Dans Les âmes rivales, on plonge dans l’Amérique de New York des années 80 et de la ville d’aujourd’hui. A Brooklyn et à Manhattan. Et aussi un peu en Louisiane. Est-ce votre Amérique ? Et tous les lieux décrits le sont-ils à la rue près ?

RM : C’est l’Amérique dont j’ai rêvé, cauchemardé même, avant de m’y rendre. Depuis tout petit, je fais ce même rêve récurrent de décors sans personnages : un Luna Park abandonné au bord d’une plage, un manoir victorien dévoré par des plantes grimpantes, un pont suspendu sous la neige. Je me suis longtemps demandé ce que ces « visions » attendaient de moi. Le plus incroyable demeure l’existence, dans le monde réel, des décors de mon rêve. Comme un adulte qui revient sur le théâtre de son enfance et qui retrouve tout à l’identique mais plus petit, je les ai arpentés. J’ai reconnu les odeurs de La Nouvelle-Orléans, découvert que mon pont suspendu sous la neige était le Brooklyn Bridge et que mon Luna Park en bord de plage était celui de Coney Island, abandonné car fermé pour l’hiver.

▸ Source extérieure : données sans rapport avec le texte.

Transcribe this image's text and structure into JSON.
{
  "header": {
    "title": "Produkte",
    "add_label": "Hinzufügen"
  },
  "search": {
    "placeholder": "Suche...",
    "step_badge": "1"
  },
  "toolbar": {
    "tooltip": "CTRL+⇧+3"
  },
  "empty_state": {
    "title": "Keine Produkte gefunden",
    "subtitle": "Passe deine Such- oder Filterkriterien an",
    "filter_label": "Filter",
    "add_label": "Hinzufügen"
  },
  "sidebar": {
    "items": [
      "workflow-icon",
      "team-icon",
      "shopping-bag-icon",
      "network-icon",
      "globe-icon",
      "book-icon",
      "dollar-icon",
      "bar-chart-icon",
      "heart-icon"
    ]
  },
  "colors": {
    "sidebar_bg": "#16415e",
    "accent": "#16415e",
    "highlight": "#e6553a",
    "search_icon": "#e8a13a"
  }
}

Parlons un peu de Jahal, l’Amérindien, le houma. L’esprit qui hante Cassandre et plus tard ... je ne voudrais pas révéler ce qui va se passer. Comment vous est venue cette idée de lier les esprits indiens du 17e siècle au monde d’aujourd’hui ? Êtes vous passionnés par ces Amérindiens ? Les retours sur Jahal m’ont parfois fait penser à Rouge Brésil, de Jean-Christophe Rufin, un prix Goncourt ... simple impression de lecteur ?

RM : Quand on évoque les esprits, on ne peut pas faire l’impasse sur les Amérindiens. Et le peuple Houma est l’un des plus méconnus et des plus cultivés que l’Homme blanc ait tenté d’erradiquer. Premiers habitants de la Louisiane, ils avaient une vie spirituelle particulièrement riche. Ils croyaient à la réincarnation et la mort n’était pas chez eux un sujet tabou. Il m’est difficile de parler de « Rouge Brésil » car j’avoue ne pas l’avoir lu. Mais il y a, entre toutes les Nations Indiennes, de nombreux points communs, à commencer par le sort qui leur a été réservé par l’arrivée des « dieux blancs ».

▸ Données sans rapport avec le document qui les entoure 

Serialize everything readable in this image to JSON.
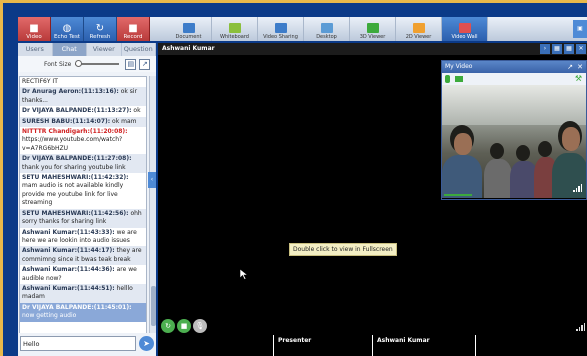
{
  "toolbar": {
    "buttons": [
      {
        "label": "Video",
        "icon": "video-icon",
        "style": "red"
      },
      {
        "label": "Echo Test",
        "icon": "echo-icon",
        "style": "blue"
      },
      {
        "label": "Refresh",
        "icon": "refresh-icon",
        "style": "blue"
      },
      {
        "label": "Record",
        "icon": "record-icon",
        "style": "red"
      }
    ],
    "tools": [
      {
        "label": "Document",
        "icon": "document-icon",
        "color": "#3d7cc9"
      },
      {
        "label": "Whiteboard",
        "icon": "whiteboard-icon",
        "color": "#8bbf3c"
      },
      {
        "label": "Video Sharing",
        "icon": "video-sharing-icon",
        "color": "#3d7cc9"
      },
      {
        "label": "Desktop",
        "icon": "desktop-icon",
        "color": "#5b9bd5"
      },
      {
        "label": "3D Viewer",
        "icon": "3d-viewer-icon",
        "color": "#3caa3c"
      },
      {
        "label": "2D Viewer",
        "icon": "2d-viewer-icon",
        "color": "#f0a030"
      },
      {
        "label": "Video Wall",
        "icon": "video-wall-icon",
        "color": "#e05050"
      }
    ]
  },
  "left_panel": {
    "tabs": [
      "Users",
      "Chat",
      "Viewer",
      "Question"
    ],
    "active_tab": "Chat",
    "font_size_label": "Font Size",
    "chat_input_value": "Hello",
    "messages": [
      {
        "who": "",
        "text": "RECTIF6Y IT"
      },
      {
        "who": "Dr Anurag  Aeron:(11:13:16):",
        "text": " ok sir thanks..."
      },
      {
        "who": "Dr VIJAYA  BALPANDE:(11:13:27):",
        "text": " ok"
      },
      {
        "who": "SURESH  BABU:(11:14:07):",
        "text": " ok mam"
      },
      {
        "who": "NITTTR Chandigarh:(11:20:08):",
        "text": " https://www.youtube.com/watch?v=A7RG6bHZU",
        "red": true
      },
      {
        "who": "Dr VIJAYA  BALPANDE:(11:27:08):",
        "text": " thank you for sharing youtube link"
      },
      {
        "who": "SETU MAHESHWARI:(11:42:32):",
        "text": " mam audio is not available kindly provide me youtube link for live streaming"
      },
      {
        "who": "SETU MAHESHWARI:(11:42:56):",
        "text": " ohh sorry thanks for sharing link"
      },
      {
        "who": "Ashwani  Kumar:(11:43:33):",
        "text": " we are here we are  lookin into audio issues"
      },
      {
        "who": "Ashwani  Kumar:(11:44:17):",
        "text": " they are commimng since it bwas teak break"
      },
      {
        "who": "Ashwani  Kumar:(11:44:36):",
        "text": " are we audible now?"
      },
      {
        "who": "Ashwani  Kumar:(11:44:51):",
        "text": " helllo madam"
      },
      {
        "who": "Dr VIJAYA  BALPANDE:(11:45:01):",
        "text": " now getting audio",
        "selected": true
      }
    ]
  },
  "main": {
    "title": "Ashwani  Kumar",
    "fullscreen_hint": "Double click to view in Fullscreen",
    "bottom": {
      "presenter_label": "Presenter",
      "presenter_name": "Ashwani  Kumar"
    }
  },
  "my_video": {
    "title": "My Video"
  }
}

Dans Les âmes rivales, vous abordez la mort, mais surtout les esprits, la réincarnation. Des sujets qui vous passionnent. Et surtout, vos personnages se posent cette question entre eux et je voudrais vous la poser : et vous ? La réincarnation, les esprits, vous y croyez ?

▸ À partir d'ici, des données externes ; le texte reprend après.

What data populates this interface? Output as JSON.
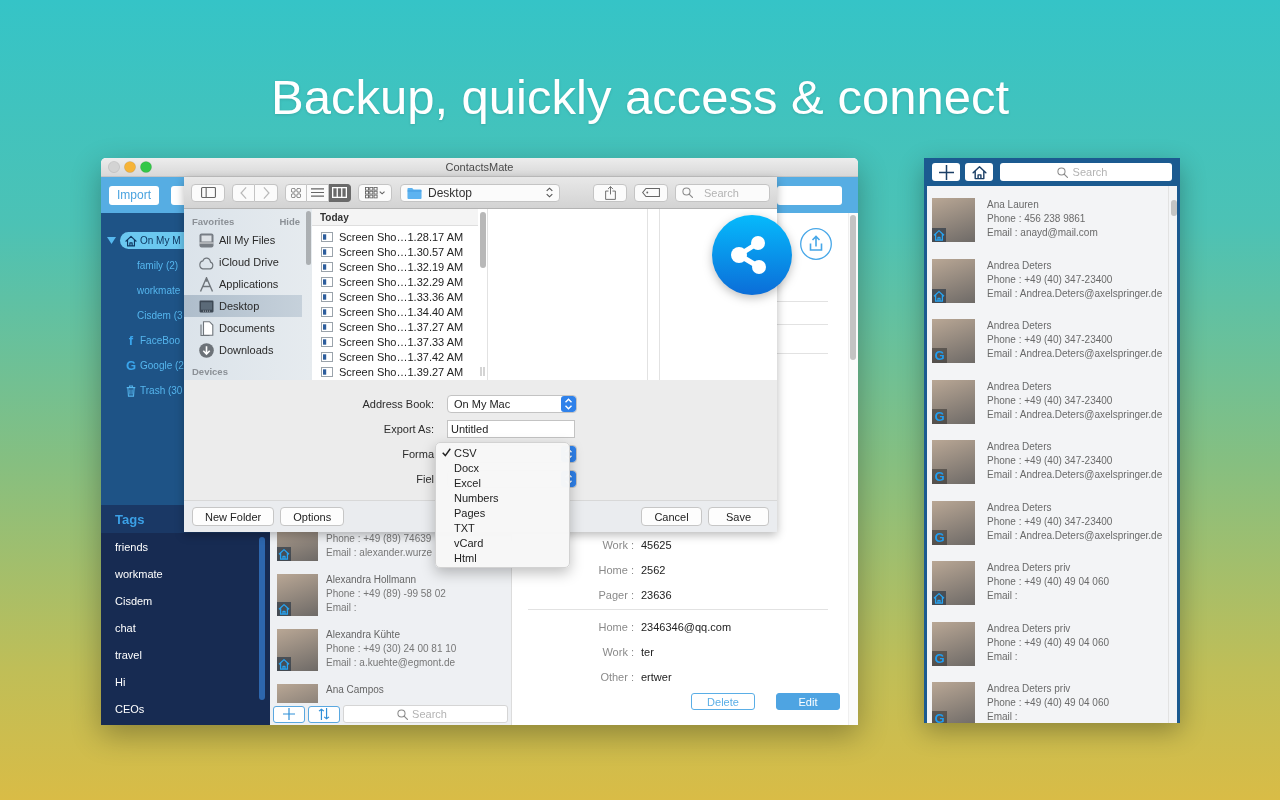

RM : Dans “Les Âmes rivales” j’ai continué d’explorer mes thèmes de prédilection. Les thèmes de la mort, d’un au-delà dont on peut revenir, de la confrontation à l’inexplicable, sont présents dans presque tous mes films. Et ce roman ne fait pas exception à la règle. Mais ce qui m’intéresse surtout dans l’exercice romanesque est qu’il permet une exploration plus approfondie des personnages d’une histoire. De leurs émotions face à une intrigue qui les malmène et des choix qu’ils vont devoir faire, quitte à s’opposer à leur destin. "Les Âmes rivales" est un thriller surnaturel. Mais c’est aussi et surtout une histoire d’amour impossible qui pose la question de la survie des sentiments. Deux hommes s’y disputent l’amour de la même femme depuis la nuit des temps. L’un d’entre eux est un fantôme. Est-ce qu’une partie de nous nous survit après la mort ? Et, si oui, que devient-elle ? Conserve-t-elle la mémoire des sentiments qu’elle a éprouvés, ou doit-elle tout reprendre à zéro ? La réponse appartient à chacun, mais la question à tout le monde.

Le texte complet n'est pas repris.